= AD–IA model =

The aggregate demand–inflation adjustment model builds on the concepts of the IS–LM model and the AD–AS models, essentially in terms of changing interest rates in response to fluctuations in inflation rather than as changes in the money supply in response to changes in the price level.

== The model ==

The AD–IA model is a Keynesian method used to explain economic fluctuations. This model is used to show undergraduate students how shifts in demand or shocks to prices can affect real GDP around potential. The model assumes that when inflation rises the interest rate rises (monetary policy rule). It also assumes that when real GDP exceeds potential, there is upward pressure on the inflation rate and vice versa.

The model features a downward-sloping demand curve (AD) and a horizontal inflation adjustment line (IA).
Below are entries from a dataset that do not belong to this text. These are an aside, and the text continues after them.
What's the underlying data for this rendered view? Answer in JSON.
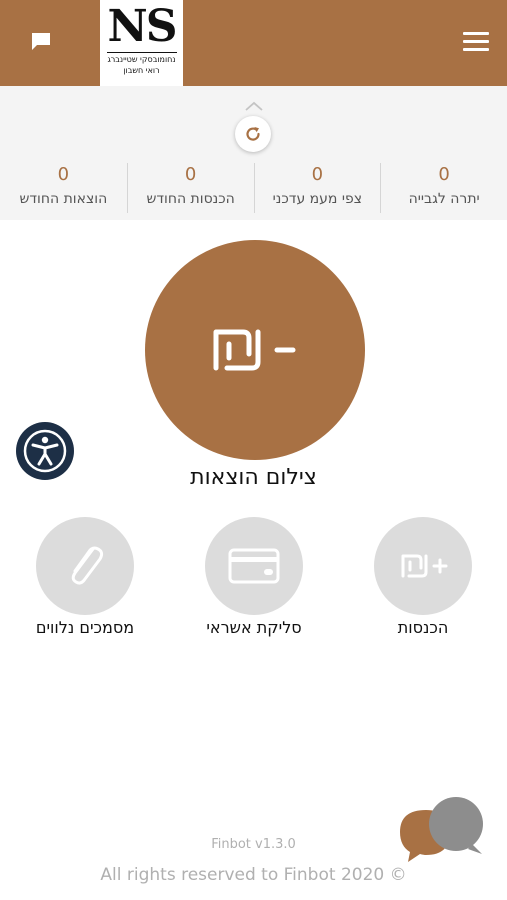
{
  "header": {
    "logo_text": "NS",
    "logo_line1": "נחומובסקי שטיינברג",
    "logo_line2": "רואי חשבון"
  },
  "stats": [
    {
      "value": "0",
      "label": "יתרה לגבייה"
    },
    {
      "value": "0",
      "label": "צפי מעמ עדכני"
    },
    {
      "value": "0",
      "label": "הכנסות החודש"
    },
    {
      "value": "0",
      "label": "הוצאות החודש"
    }
  ],
  "main_action": {
    "label": "צילום הוצאות"
  },
  "actions": {
    "income": {
      "label": "הכנסות"
    },
    "credit": {
      "label": "סליקת אשראי"
    },
    "documents": {
      "label": "מסמכים נלווים"
    }
  },
  "footer": {
    "version": "Finbot v1.3.0",
    "copyright": "All rights reserved to Finbot 2020 ©"
  },
  "colors": {
    "brand": "#a87144",
    "accessibility": "#1d2f46",
    "action_bg": "#dcdcdc"
  }
}
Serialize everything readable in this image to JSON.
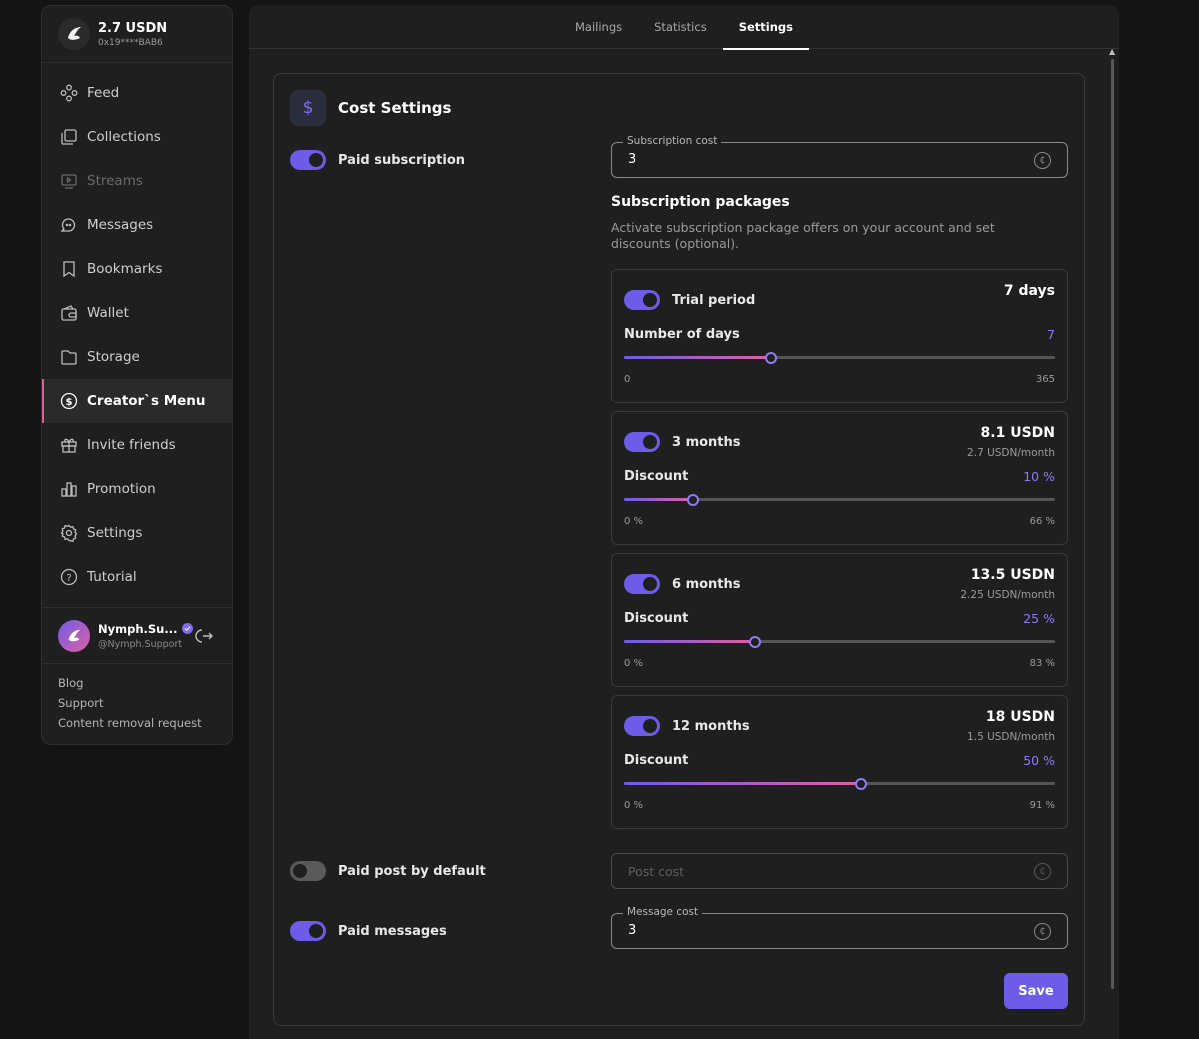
{
  "account": {
    "balance": "2.7 USDN",
    "address": "0x19****BAB6"
  },
  "sidebar": {
    "items": [
      {
        "label": "Feed",
        "icon": "feed-icon"
      },
      {
        "label": "Collections",
        "icon": "collections-icon"
      },
      {
        "label": "Streams",
        "icon": "streams-icon"
      },
      {
        "label": "Messages",
        "icon": "messages-icon"
      },
      {
        "label": "Bookmarks",
        "icon": "bookmark-icon"
      },
      {
        "label": "Wallet",
        "icon": "wallet-icon"
      },
      {
        "label": "Storage",
        "icon": "storage-icon"
      },
      {
        "label": "Creator`s Menu",
        "icon": "dollar-circle-icon"
      },
      {
        "label": "Invite friends",
        "icon": "gift-icon"
      },
      {
        "label": "Promotion",
        "icon": "promotion-icon"
      },
      {
        "label": "Settings",
        "icon": "gear-icon"
      },
      {
        "label": "Tutorial",
        "icon": "help-icon"
      }
    ]
  },
  "user": {
    "name": "Nymph.Su...",
    "handle": "@Nymph.Support"
  },
  "footer": {
    "blog": "Blog",
    "support": "Support",
    "removal": "Content removal request"
  },
  "tabs": [
    "Mailings",
    "Statistics",
    "Settings"
  ],
  "cost_settings": {
    "title": "Cost Settings",
    "paid_subscription": {
      "label": "Paid subscription",
      "enabled": true
    },
    "subscription_cost": {
      "legend": "Subscription cost",
      "value": "3"
    },
    "packages_title": "Subscription packages",
    "packages_desc": "Activate subscription package offers on your account and set discounts (optional).",
    "packages": [
      {
        "label": "Trial period",
        "enabled": true,
        "price": "7 days",
        "sub": "",
        "slider_label": "Number of days",
        "slider_value": "7",
        "min": "0",
        "max": "365",
        "fraction": 0.34
      },
      {
        "label": "3 months",
        "enabled": true,
        "price": "8.1 USDN",
        "sub": "2.7 USDN/month",
        "slider_label": "Discount",
        "slider_value": "10 %",
        "min": "0 %",
        "max": "66 %",
        "fraction": 0.16
      },
      {
        "label": "6 months",
        "enabled": true,
        "price": "13.5 USDN",
        "sub": "2.25 USDN/month",
        "slider_label": "Discount",
        "slider_value": "25 %",
        "min": "0 %",
        "max": "83 %",
        "fraction": 0.305
      },
      {
        "label": "12 months",
        "enabled": true,
        "price": "18 USDN",
        "sub": "1.5 USDN/month",
        "slider_label": "Discount",
        "slider_value": "50 %",
        "min": "0 %",
        "max": "91 %",
        "fraction": 0.549
      }
    ],
    "paid_post": {
      "label": "Paid post by default",
      "enabled": false,
      "placeholder": "Post cost"
    },
    "paid_messages": {
      "label": "Paid messages",
      "enabled": true
    },
    "message_cost": {
      "legend": "Message cost",
      "value": "3"
    },
    "save_label": "Save"
  },
  "colors": {
    "accent": "#6d5ce8",
    "accent_pink": "#e05fa3",
    "slider_value": "#8c7cf5"
  }
}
The point where the two lines cross is equal to potential GDP. A shift in either curve will explain the impact on real GDP and inflation in the short run.

===Assumptions===
The AD–IA model depends on the assumption of the monetary policy rule (MPR). The monetary policy rule is that the federal reserve increases interest rates in response to increase in inflation and vice versa.

===Shifts in demand===
A shift in demand can occur for the following reasons:
- A change in government spending
- A change in consumption
- A change in taxes
- A change in the monetary rule

Example: Suppose the government were to cut taxes. This would lead to an increase in expenditures and thus an increase in demand. The demand curve would therefore shift to the right and real GDP would be growing above potential. The inflation adjustment line would then shift upward (reflecting an increase in the inflation rate) causing a movement along the new demand curve until real GDP was equal to potential.

== More advanced ==
This model is further advanced in higher levels of undergraduate studies.

David Romer proposed in 2000 that the LM curve be replaced in the IS–LM model. Instead, Romer suggested that although the Federal Reserve uses open market operations to impact the federal funds rate, they are not targeting money supply, but rather the interest rate. Therefore, he suggested removing the LM curve and replacing it with the MP curve of the IS–MP model.